If you are renting out an investment property, you are able to deduct the depreciation in the value of your building and its interior fixtures and fittings against your yearly tax obligations. Combined with the negative gearing of mortgage repayments and the costs of your rental property's upkeep, it can save you thousands of dollars every year.
What you can claim:
For properties built after July 1985, you are able to claim against its "capital works": the bricks and mortar, doors and locks, fitted kitchen and bathrooms. Regardless of your property's age, you can also claim for "plant and equipment" - that's the suff inside, such as the cooker, dishwasher, carpets, aircon, hot water tank etc. If you have an older home, you can still claim any renovations to the building that you have done. For a rental property, capital works deducations run at 2.5% per annum, usually spread over 40 years.

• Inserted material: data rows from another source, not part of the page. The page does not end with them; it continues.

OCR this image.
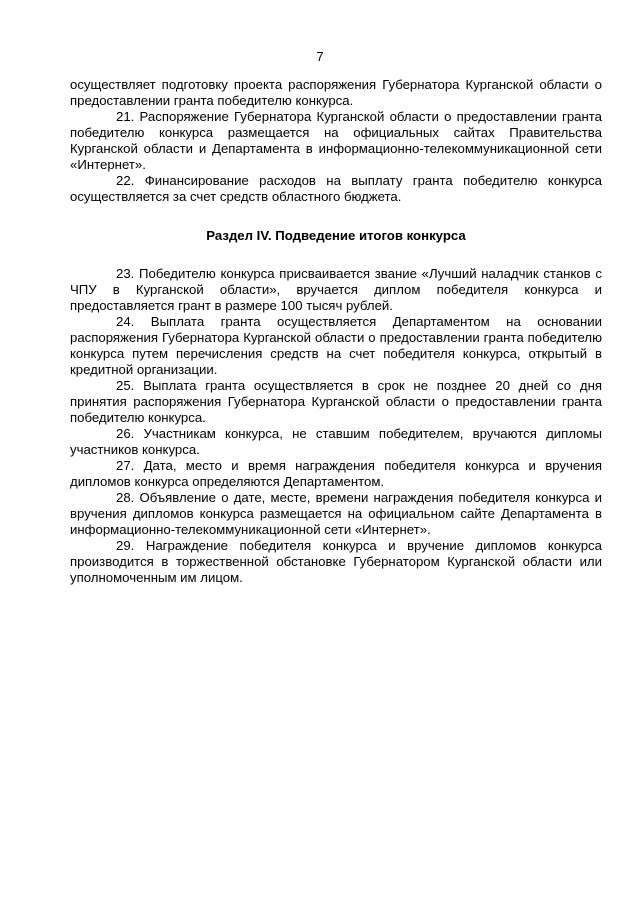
7

осуществляет подготовку проекта распоряжения Губернатора Курганской области о предоставлении гранта победителю конкурса.

21. Распоряжение Губернатора Курганской области о предоставлении гранта победителю конкурса размещается на официальных сайтах Правительства Курганской области и Департамента в информационно-телекоммуникационной сети «Интернет».

22. Финансирование расходов на выплату гранта победителю конкурса осуществляется за счет средств областного бюджета.

Раздел IV. Подведение итогов конкурса

23. Победителю конкурса присваивается звание «Лучший наладчик станков с ЧПУ в Курганской области», вручается диплом победителя конкурса и предоставляется грант в размере 100 тысяч рублей.

24. Выплата гранта осуществляется Департаментом на основании распоряжения Губернатора Курганской области о предоставлении гранта победителю конкурса путем перечисления средств на счет победителя конкурса, открытый в кредитной организации.

25. Выплата гранта осуществляется в срок не позднее 20 дней со дня принятия распоряжения Губернатора Курганской области о предоставлении гранта победителю конкурса.

26. Участникам конкурса, не ставшим победителем, вручаются дипломы участников конкурса.

27. Дата, место и время награждения победителя конкурса и вручения дипломов конкурса определяются Департаментом.

28. Объявление о дате, месте, времени награждения победителя конкурса и вручения дипломов конкурса размещается на официальном сайте Департамента в информационно-телекоммуникационной сети «Интернет».

29. Награждение победителя конкурса и вручение дипломов конкурса производится в торжественной обстановке Губернатором Курганской области или уполномоченным им лицом.
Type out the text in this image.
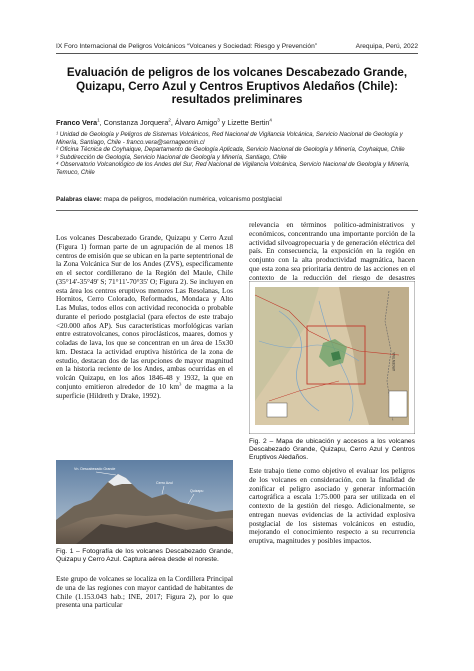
IX Foro Internacional de Peligros Volcánicos “Volcanes y Sociedad: Riesgo y Prevención”	Arequipa, Perú, 2022
Evaluación de peligros de los volcanes Descabezado Grande, Quizapu, Cerro Azul y Centros Eruptivos Aledaños (Chile): resultados preliminares
Franco Vera$^1$, Constanza Jorquera$^2$, Álvaro Amigo$^3$ y Lizette Bertin$^4$

¹ Unidad de Geología y Peligros de Sistemas Volcánicos, Red Nacional de Vigilancia Volcánica, Servicio Nacional de Geología y Minería, Santiago, Chile - franco.vera@sernageomin.cl

² Oficina Técnica de Coyhaique, Departamento de Geología Aplicada, Servicio Nacional de Geología y Minería, Coyhaique, Chile

³ Subdirección de Geología, Servicio Nacional de Geología y Minería, Santiago, Chile

⁴ Observatorio Volcanológico de los Andes del Sur, Red Nacional de Vigilancia Volcánica, Servicio Nacional de Geología y Minería, Temuco, Chile

Palabras clave: mapa de peligros, modelación numérica, volcanismo postglacial

Los volcanes Descabezado Grande, Quizapu y Cerro Azul (Figura 1) forman parte de un agrupación de al menos 18 centros de emisión que se ubican en la parte septentrional de la Zona Volcánica Sur de los Andes (ZVS), específicamente en el sector cordillerano de la Región del Maule, Chile (35°14'-35°49' S; 71°11'-70°35' O; Figura 2). Se incluyen en esta área los centros eruptivos menores Las Resolanas, Los Hornitos, Cerro Colorado, Reformados, Mondaca y Alto Las Mulas, todos ellos con actividad reconocida o probable durante el periodo postglacial (para efectos de este trabajo <20.000 años AP). Sus características morfológicas varían entre estratovolcanes, conos piroclásticos, maares, domos y coladas de lava, los que se concentran en un área de 15x30 km. Destaca la actividad eruptiva histórica de la zona de estudio, destacan dos de las erupciones de mayor magnitud en la historia reciente de los Andes, ambas ocurridas en el volcán Quizapu, en los años 1846-48 y 1932, la que en conjunto emitieron alrededor de 10 $km^3$ de magma a la superficie (Hildreth y Drake, 1992).

Vn. Descabezado Grande
Cerro Azul
Quizapu
Fig. 1 – Fotografía de los volcanes Descabezado Grande, Quizapu y Cerro Azul. Captura aérea desde el noreste.

Este grupo de volcanes se localiza en la Cordillera Principal de una de las regiones con mayor cantidad de habitantes de Chile (1.153.043 hab.; INE, 2017; Figura 2), por lo que presenta una particular

relevancia en términos político-administrativos y económicos, concentrando una importante porción de la actividad silvoagropecuaria y de generación eléctrica del país. En consecuencia, la exposición en la región en conjunto con la alta productividad magmática, hacen que esta zona sea prioritaria dentro de las acciones en el contexto de la reducción del riesgo de desastres

ARGENTINA
Fig. 2 – Mapa de ubicación y accesos a los volcanes Descabezado Grande, Quizapu, Cerro Azul y Centros Eruptivos Aledaños.

Este trabajo tiene como objetivo el evaluar los peligros de los volcanes en consideración, con la finalidad de zonificar el peligro asociado y generar información cartográfica a escala 1:75.000 para ser utilizada en el contexto de la gestión del riesgo. Adicionalmente, se entregan nuevas evidencias de la actividad explosiva postglacial de los sistemas volcánicos en estudio, mejorando el conocimiento respecto a su recurrencia eruptiva, magnitudes y posibles impactos.
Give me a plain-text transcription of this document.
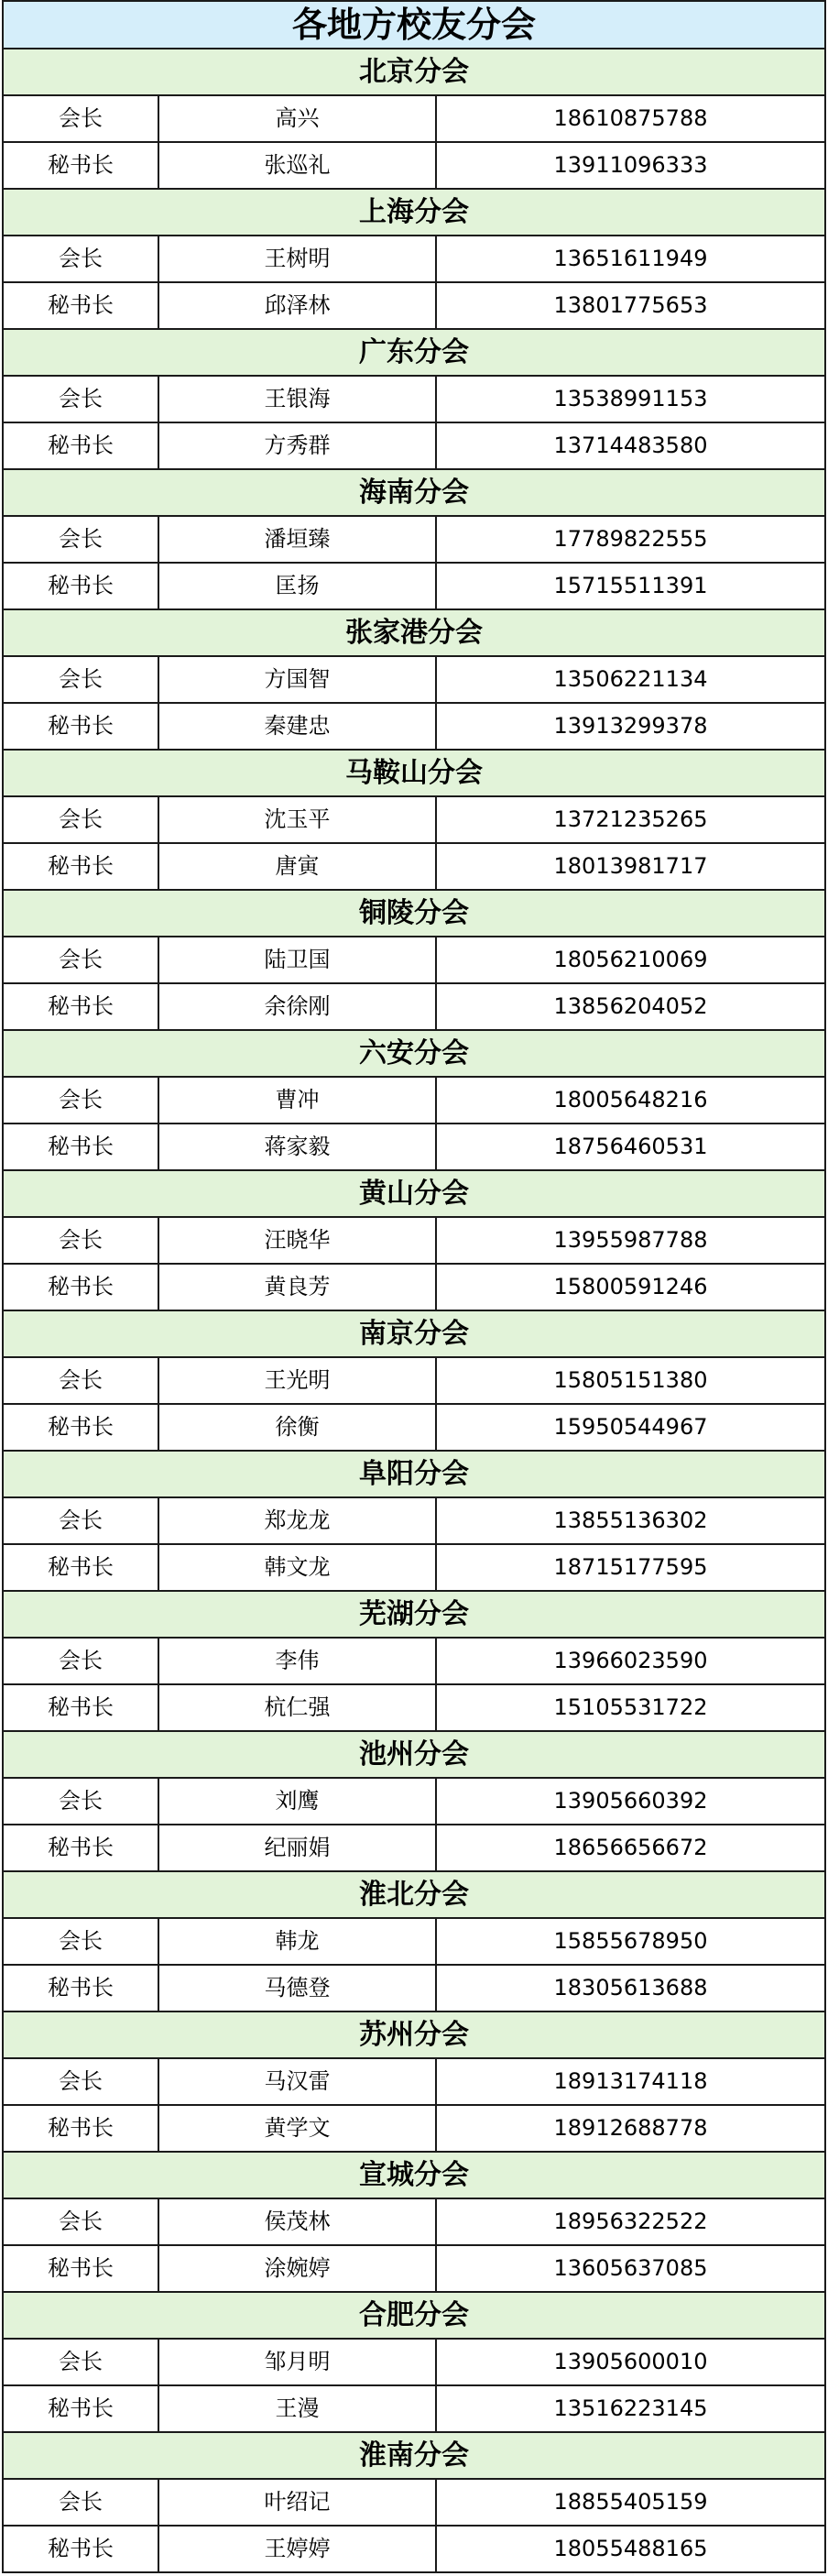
各地方校友分会
北京分会
会长	高兴	18610875788
秘书长	张巡礼	13911096333
上海分会
会长	王树明	13651611949
秘书长	邱泽林	13801775653
广东分会
会长	王银海	13538991153
秘书长	方秀群	13714483580
海南分会
会长	潘垣臻	17789822555
秘书长	匡扬	15715511391
张家港分会
会长	方国智	13506221134
秘书长	秦建忠	13913299378
马鞍山分会
会长	沈玉平	13721235265
秘书长	唐寅	18013981717
铜陵分会
会长	陆卫国	18056210069
秘书长	余徐刚	13856204052
六安分会
会长	曹冲	18005648216
秘书长	蒋家毅	18756460531
黄山分会
会长	汪晓华	13955987788
秘书长	黄良芳	15800591246
南京分会
会长	王光明	15805151380
秘书长	徐衡	15950544967
阜阳分会
会长	郑龙龙	13855136302
秘书长	韩文龙	18715177595
芜湖分会
会长	李伟	13966023590
秘书长	杭仁强	15105531722
池州分会
会长	刘鹰	13905660392
秘书长	纪丽娟	18656656672
淮北分会
会长	韩龙	15855678950
秘书长	马德登	18305613688
苏州分会
会长	马汉雷	18913174118
秘书长	黄学文	18912688778
宣城分会
会长	侯茂林	18956322522
秘书长	涂婉婷	13605637085
合肥分会
会长	邹月明	13905600010
秘书长	王漫	13516223145
淮南分会
会长	叶绍记	18855405159
秘书长	王婷婷	18055488165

Plant and equipment rates are a more fickle beats, and differ depending on the item on which you are claiming. Also, last year, the government introduced new rules about claiming on the "second-hand" chattels that come with a house purchase, meaning they are no longer deductible. As an investor, you can only claim on brand-new products that you have bought for your property. The complexity of the rules means it is essential to employ the services of a tax accountant, who will be able to maximise your deductions and keep you in the Australian Taxation Office's good books.
Who to employ:
While a Google search will come up with a swag of online calculators that will give you a rough idea of the tax savings to be made on your property's capital works, a depreciation schedule is not somethin that you can cover with a DIY approach.
The ATO stipulates that only a properly qualified quantity surveyor can give a correct estimate of the construction costs of your property. Thankfully, the fees involved do not need to be high: prices range from a budget $250,to upwards of $1,500 for a fully comprehensive survey. It is up to you how much you want to spend, but remember that the cost of the report is likely to pay for itself many times over, as the report is valid, year on year, until you make any major renovations or repairs. You will also be able to claim your surveyor's fee as a tax deduction.
When to order your survey:
A depreciation schedule will have a positive effect on your finances, so you need to start thinking about arranging one when you first explore your mortage options. Your trusted broker can help. They work with a team of industry experts, and will be able to recommend the right professional to conduct your survey. Get one done straight after your settlement date before any tenants move in and, come the end of the tax year, you will have a new appreciation for depreciation.